“For what it is, it’s the peak,” Manchester-based artist Eric Cooper says of the Ann Arbor Art Fair. “It’s an overindulgence, in a way, of what art fairs are.”
The four-day fair, which consists of four separate art fairs sprawling across 30 city blocks in downtown Ann Arbor, will take that indulgence up yet another notch for its 57th anniversary. For the first time in its history the art fair will open on a Thursday, July 21, and close on a Sunday, July 24, instead of its usual Wednesday-to-Saturday schedule.
“Over the years, people have been wondering why we don’t go over the weekend,” says fair spokesman Daniel Cherrin. “We wanted to push it over the weekend for more people to enjoy.”
More than 500,000 fairgoers are expected to attend, perusing the works created by the more than 1,000 artists. Although the festival draws artists from all over the country, the majority hail from Michigan, which Cherrin says is a big draw.
Steven Huyser-Honig has exhibited his photography, which exclusively features Michigan landscapes, at the fair for the past six years. The Grand Rapids resident describes the amount of out-of-state interest he receives at the event as “gratifying.”
“Some of it is from nearby states — people from Illinois or Indiana or Ohio that vacation in Michigan — but I also have people who are expats,” Huyser-Honig says.
Ferndale-based sculptor and gallery owner Kaiser Suidan says he has clients who come from as far away as Florida.
“You’re not only tapping into local clients,” Suidan says. “You’re developing a client base nationally.”
Two first-time exhibitors are hoping the fair will help launch a new business venture. Hazel Park residents Alyssa Klash and Alan Ledford are the proprietors of Artsy Fart, a planned studio, art store and youth art education facility that recently received a Motor City Match grant fund to open a multipurpose storefront this year.

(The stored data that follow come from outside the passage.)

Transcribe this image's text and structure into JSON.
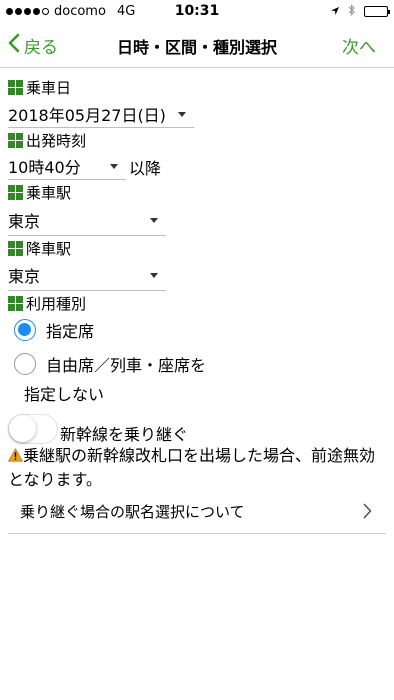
{
  "status_bar": {
    "carrier": "docomo",
    "network": "4G",
    "time": "10:31",
    "signal_filled": 4,
    "signal_total": 5,
    "icons": [
      "location-arrow-icon",
      "bluetooth-icon",
      "battery-icon"
    ],
    "battery_level": 0.9
  },
  "nav": {
    "back_label": "戻る",
    "title": "日時・区間・種別選択",
    "next_label": "次へ"
  },
  "form": {
    "date_label": "乗車日",
    "date_value": "2018年05月27日(日)",
    "departure_label": "出発時刻",
    "departure_value": "10時40分",
    "departure_suffix": "以降",
    "board_station_label": "乗車駅",
    "board_station_value": "東京",
    "alight_station_label": "降車駅",
    "alight_station_value": "東京",
    "seat_type_label": "利用種別",
    "seat_options": [
      {
        "label": "指定席",
        "selected": true
      },
      {
        "label_line1": "自由席／列車・座席を",
        "label_line2": "指定しない",
        "selected": false
      }
    ],
    "transfer_toggle_label": "新幹線を乗り継ぐ",
    "transfer_toggle_on": false,
    "warning_text": "乗継駅の新幹線改札口を出場した場合、前途無効となります。",
    "link_text": "乗り継ぐ場合の駅名選択について"
  },
  "colors": {
    "accent_green": "#3a9a2a",
    "icon_green": "#2f8a23",
    "radio_blue": "#1d8cf0",
    "warning_orange": "#f0a020"
  }
}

“We saw that the public school system is going downhill,” Ledford says. “They’re cutting all the arts, which is kind of what built us up to be what we are today. We feel like we have an obligation to step up because there's a huge hole with the arts nowadays.”
Klash and Ledford say they hope to bring other local artists’ works, including those of student creators, to the Ann Arbor Art Fair in years to come.
The art fair also holds many simpler pleasures for those more casual participants in the art world — like Cherrin, who openly admits that he’s not a serious art collector.
“I get to spend four days in Ann Arbor, walking around the streets and just people-watching,” he says. “Everyone has a great story to tell and it’s great to see where these people come from and what they’re doing.”
Patrick Dunn is an Ann Arbor-based freelance writer.